Jacobson’s lymphedema resulted from cellulitis, a potentially serious bacterial skin infection appearing as swollen, red areas that feel hot and tender. During a trip to Fargo in November 2007, the Bismarck woman’s right arm began to itch, and red blotches appeared. “By the time my husband, Rod, and I arrived at a Fargo emergency room an hour and a half later, I was nauseated and shaking from severe chills,” Jacobson said.

She had developed septicemia, a serious life-threatening infection that required her to be hospitalized for five days for IV antibiotic therapy. The cellulitis recurred the next month, requiring a two-day hospital stay.

In January 2008, Kent Martin, MD, an infectious disease specialist at Sanford Clinic, referred Jacobson for therapy.

“There is no cure for lymphedema, but it can be controlled,” said Jen Newman, occupational therapist and certified lymphedema therapist with the Sanford Rehabilitation Center. Treatment usually ranges from two to six weeks in length, with patients coming in three to five times a week.
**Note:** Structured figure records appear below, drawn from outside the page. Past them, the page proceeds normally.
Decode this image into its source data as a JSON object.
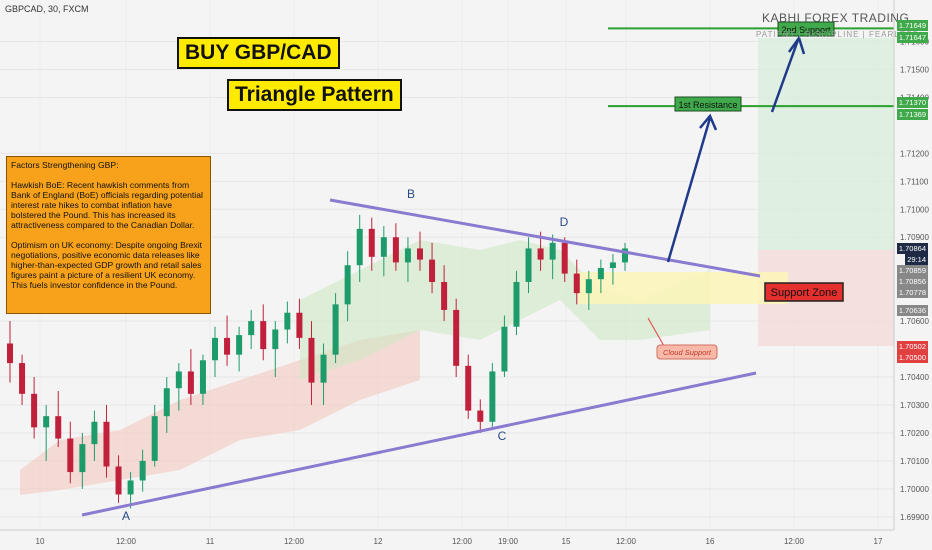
{
  "header": {
    "symbol": "GBPCAD, 30, FXCM",
    "brand": "KABHI FOREX TRADING",
    "tagline": "PATIENT | DISCIPLINE | FEARLESS"
  },
  "titles": {
    "main": "BUY GBP/CAD",
    "sub": "Triangle Pattern"
  },
  "info_box": {
    "heading": "Factors Strengthening GBP:",
    "para1": "Hawkish BoE: Recent hawkish comments from Bank of England (BoE) officials regarding potential interest rate hikes to combat inflation have bolstered the Pound. This has increased its attractiveness compared to the Canadian Dollar.",
    "para2": "Optimism on UK economy: Despite ongoing Brexit negotiations, positive economic data releases like higher-than-expected GDP growth and retail sales figures paint a picture of a resilient UK economy. This fuels investor confidence in the Pound."
  },
  "chart_data": {
    "type": "candlestick",
    "x_ticks": [
      "10",
      "12:00",
      "11",
      "12:00",
      "12",
      "12:00",
      "19:00",
      "15",
      "12:00",
      "16",
      "12:00",
      "17"
    ],
    "y_ticks": [
      "1.71600",
      "1.71500",
      "1.71400",
      "1.71200",
      "1.71100",
      "1.71000",
      "1.70900",
      "1.70600",
      "1.70400",
      "1.70300",
      "1.70200",
      "1.70100",
      "1.70000",
      "1.69900"
    ],
    "ylim": [
      1.6986,
      1.7172
    ],
    "points": [
      {
        "label": "A",
        "price": 1.6993
      },
      {
        "label": "B",
        "price": 1.7097
      },
      {
        "label": "D",
        "price": 1.7091
      },
      {
        "label": "C",
        "price": 1.7022
      }
    ],
    "levels": [
      {
        "name": "2nd Support",
        "price": 1.71647,
        "color": "#2ca02c"
      },
      {
        "name": "1st Resistance",
        "price": 1.71369,
        "color": "#2ca02c"
      }
    ],
    "zones": [
      {
        "name": "Support Zone",
        "from": 1.70636,
        "to": 1.70778
      }
    ],
    "annotations": [
      "Cloud Support"
    ],
    "price_labels": [
      {
        "value": "1.71649",
        "bg": "#3fa94b"
      },
      {
        "value": "1.71647",
        "bg": "#3fa94b"
      },
      {
        "value": "1.71370",
        "bg": "#3fa94b"
      },
      {
        "value": "1.71369",
        "bg": "#3fa94b"
      },
      {
        "value": "1.70864",
        "bg": "#1f2a44"
      },
      {
        "value": "29:14",
        "bg": "#1f2a44"
      },
      {
        "value": "1.70859",
        "bg": "#888888"
      },
      {
        "value": "1.70856",
        "bg": "#888888"
      },
      {
        "value": "1.70778",
        "bg": "#888888"
      },
      {
        "value": "1.70636",
        "bg": "#888888"
      },
      {
        "value": "1.70502",
        "bg": "#e04040"
      },
      {
        "value": "1.70500",
        "bg": "#e04040"
      }
    ],
    "candles": [
      [
        1.7052,
        1.706,
        1.7038,
        1.7045
      ],
      [
        1.7045,
        1.7048,
        1.703,
        1.7034
      ],
      [
        1.7034,
        1.704,
        1.7018,
        1.7022
      ],
      [
        1.7022,
        1.703,
        1.701,
        1.7026
      ],
      [
        1.7026,
        1.7035,
        1.7015,
        1.7018
      ],
      [
        1.7018,
        1.7024,
        1.7002,
        1.7006
      ],
      [
        1.7006,
        1.702,
        1.7,
        1.7016
      ],
      [
        1.7016,
        1.7028,
        1.701,
        1.7024
      ],
      [
        1.7024,
        1.703,
        1.7004,
        1.7008
      ],
      [
        1.7008,
        1.7012,
        1.6995,
        1.6998
      ],
      [
        1.6998,
        1.7006,
        1.6993,
        1.7003
      ],
      [
        1.7003,
        1.7014,
        1.6999,
        1.701
      ],
      [
        1.701,
        1.703,
        1.7008,
        1.7026
      ],
      [
        1.7026,
        1.704,
        1.702,
        1.7036
      ],
      [
        1.7036,
        1.7045,
        1.7028,
        1.7042
      ],
      [
        1.7042,
        1.705,
        1.703,
        1.7034
      ],
      [
        1.7034,
        1.7048,
        1.703,
        1.7046
      ],
      [
        1.7046,
        1.7058,
        1.704,
        1.7054
      ],
      [
        1.7054,
        1.7062,
        1.7044,
        1.7048
      ],
      [
        1.7048,
        1.7058,
        1.7042,
        1.7055
      ],
      [
        1.7055,
        1.7064,
        1.705,
        1.706
      ],
      [
        1.706,
        1.7066,
        1.7046,
        1.705
      ],
      [
        1.705,
        1.706,
        1.704,
        1.7057
      ],
      [
        1.7057,
        1.7067,
        1.7052,
        1.7063
      ],
      [
        1.7063,
        1.7068,
        1.705,
        1.7054
      ],
      [
        1.7054,
        1.706,
        1.703,
        1.7038
      ],
      [
        1.7038,
        1.7052,
        1.703,
        1.7048
      ],
      [
        1.7048,
        1.707,
        1.7045,
        1.7066
      ],
      [
        1.7066,
        1.7085,
        1.706,
        1.708
      ],
      [
        1.708,
        1.7098,
        1.7074,
        1.7093
      ],
      [
        1.7093,
        1.7097,
        1.7078,
        1.7083
      ],
      [
        1.7083,
        1.7094,
        1.7076,
        1.709
      ],
      [
        1.709,
        1.7095,
        1.7078,
        1.7081
      ],
      [
        1.7081,
        1.709,
        1.7074,
        1.7086
      ],
      [
        1.7086,
        1.7092,
        1.7078,
        1.7082
      ],
      [
        1.7082,
        1.7088,
        1.707,
        1.7074
      ],
      [
        1.7074,
        1.708,
        1.706,
        1.7064
      ],
      [
        1.7064,
        1.7068,
        1.704,
        1.7044
      ],
      [
        1.7044,
        1.7048,
        1.7025,
        1.7028
      ],
      [
        1.7028,
        1.7032,
        1.702,
        1.7024
      ],
      [
        1.7024,
        1.7045,
        1.7022,
        1.7042
      ],
      [
        1.7042,
        1.7062,
        1.704,
        1.7058
      ],
      [
        1.7058,
        1.7078,
        1.7055,
        1.7074
      ],
      [
        1.7074,
        1.709,
        1.707,
        1.7086
      ],
      [
        1.7086,
        1.7092,
        1.7078,
        1.7082
      ],
      [
        1.7082,
        1.7091,
        1.7075,
        1.7088
      ],
      [
        1.7088,
        1.709,
        1.7074,
        1.7077
      ],
      [
        1.7077,
        1.7082,
        1.7066,
        1.707
      ],
      [
        1.707,
        1.7078,
        1.7064,
        1.7075
      ],
      [
        1.7075,
        1.7082,
        1.707,
        1.7079
      ],
      [
        1.7079,
        1.7084,
        1.7073,
        1.7081
      ],
      [
        1.7081,
        1.7088,
        1.7078,
        1.7086
      ]
    ]
  },
  "callouts": {
    "resistance": "1st Resistance",
    "support2": "2nd Support",
    "zone": "Support Zone",
    "cloud": "Cloud Support"
  }
}
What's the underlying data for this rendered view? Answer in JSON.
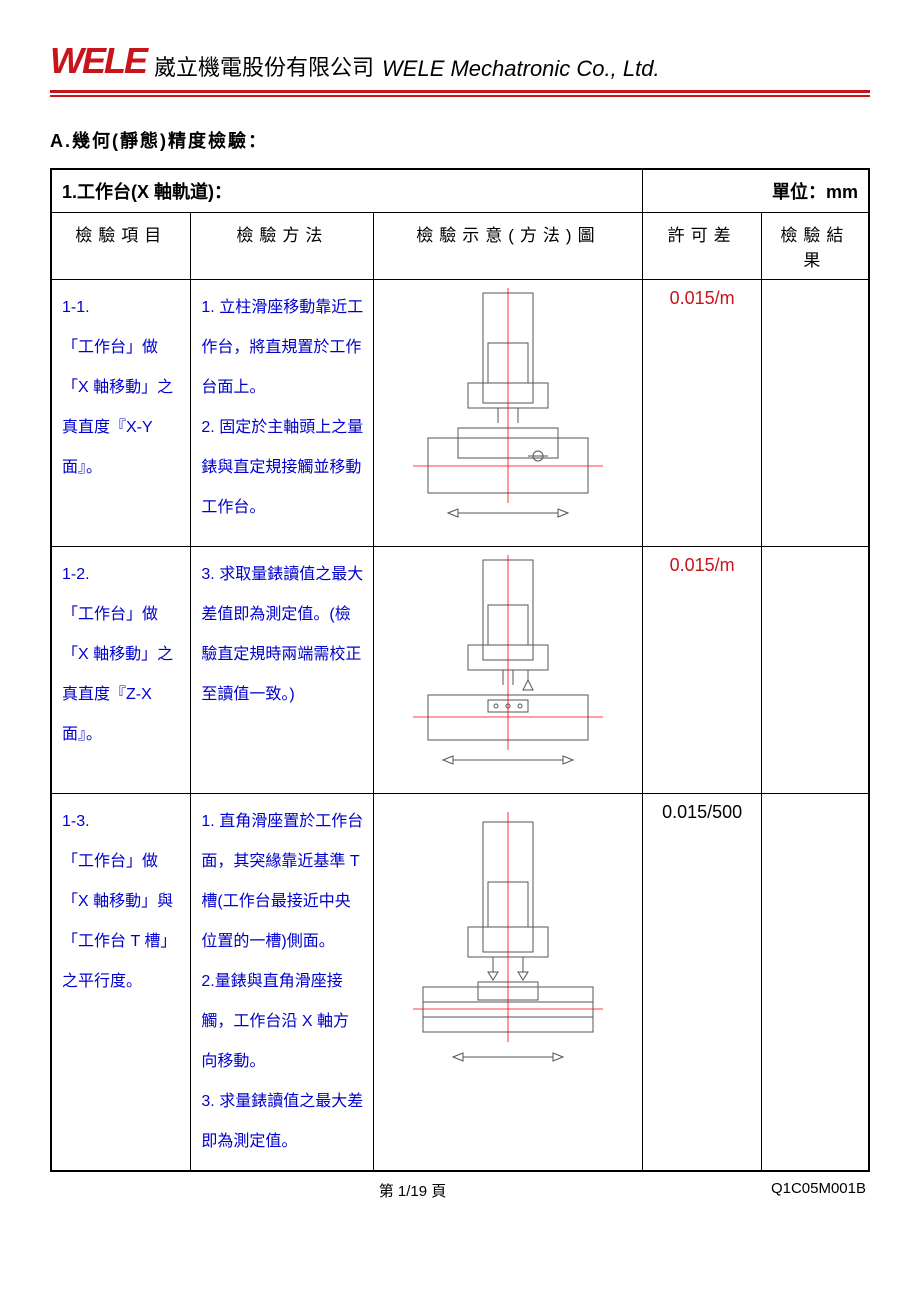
{
  "header": {
    "logo_text": "WELE",
    "company_cn": "崴立機電股份有限公司",
    "company_en": "WELE Mechatronic Co., Ltd."
  },
  "colors": {
    "brand_red": "#c8151b",
    "link_blue": "#0000cc",
    "black": "#000000",
    "diagram_red": "#ff0000",
    "diagram_stroke": "#555555"
  },
  "section_title": "A.幾何(靜態)精度檢驗：",
  "table": {
    "title": "1.工作台(X 軸軌道)：",
    "unit_label": "單位：mm",
    "headers": {
      "item": "檢驗項目",
      "method": "檢驗方法",
      "diagram": "檢驗示意(方法)圖",
      "tolerance": "許可差",
      "result": "檢驗結果"
    },
    "rows": [
      {
        "item_no": "1-1.",
        "item_text": "「工作台」做「X 軸移動」之真直度『X-Y 面』。",
        "method": "1. 立柱滑座移動靠近工作台，將直規置於工作台面上。\n2. 固定於主軸頭上之量錶與直定規接觸並移動工作台。",
        "tolerance": "0.015/m",
        "tolerance_color": "#c8151b",
        "diagram_type": "top"
      },
      {
        "item_no": "1-2.",
        "item_text": "「工作台」做「X 軸移動」之真直度『Z-X 面』。",
        "method": "3. 求取量錶讀值之最大差值即為測定值。(檢驗直定規時兩端需校正至讀值一致。)",
        "tolerance": "0.015/m",
        "tolerance_color": "#c8151b",
        "diagram_type": "side"
      },
      {
        "item_no": "1-3.",
        "item_text": "「工作台」做「X 軸移動」與「工作台 T 槽」之平行度。",
        "method": "1. 直角滑座置於工作台面，其突緣靠近基準 T 槽(工作台最接近中央位置的一槽)側面。\n2.量錶與直角滑座接觸，工作台沿 X 軸方向移動。\n3. 求量錶讀值之最大差即為測定值。",
        "tolerance": "0.015/500",
        "tolerance_color": "#000000",
        "diagram_type": "tslot"
      }
    ]
  },
  "footer": {
    "page": "第 1/19 頁",
    "doc_no": "Q1C05M001B"
  }
}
There are four types of treatment:

  • Manual lymphatic drainage. This gentle, hands-on treatment helps redirect the lymphatic fluid from the limb or affected area into other unaffected areas of the body.
  • Compression bandaging and garments. Compressing the swollen area with short stretch bandages creates pressure that helps return the fluid to the lymphatic system.
  • Lymphatic exercises. Exercises performed daily while wearing compression bandages or garments increases muscle pump activity and fluid redirection.
  • Skin and nail care. Therapists provide care to prevent skin infections. Depending on the stage of lymphedema, there may be skin issues requiring additional treatment.
  Dr. Kent Martin
Kent Martin, MD
Infectious disease

Jen Newman
Jen Newman
Occupational therapy

“Lymphedema can be treated at any stage,” Newman said.

Jacobson saw Newman five days a week for six weeks and said the results were dramatic. “Jen washed and wrapped my arm every day and taught me exercises to do at home, which I faithfully followed,” Jacobson said. “I was shocked to see how much the swelling had gone down by the end of the first week. Every time she unwrapped my arm, I could see a difference.”

In addition to a compression sleeve worn during the day, Jacobson also wears a custom sleeve at night, a practice she’ll continue the rest of her life.

After four weeks of therapy, the swelling in Jacobson’s arm had reduced by 35 percent. At her six-month evaluation, it had reduced by 50 percent.

“The therapy has made all the difference,” she said. “Jen was fantastic.”

Jacobson stresses to others with lymphedema the importance of getting swelling under control. “I wanted to do whatever necessary to help my arm return to normal size,” she said.

Jacobson’s results speak for themselves. The size of her arm has not increased since completing treatment nearly two years ago.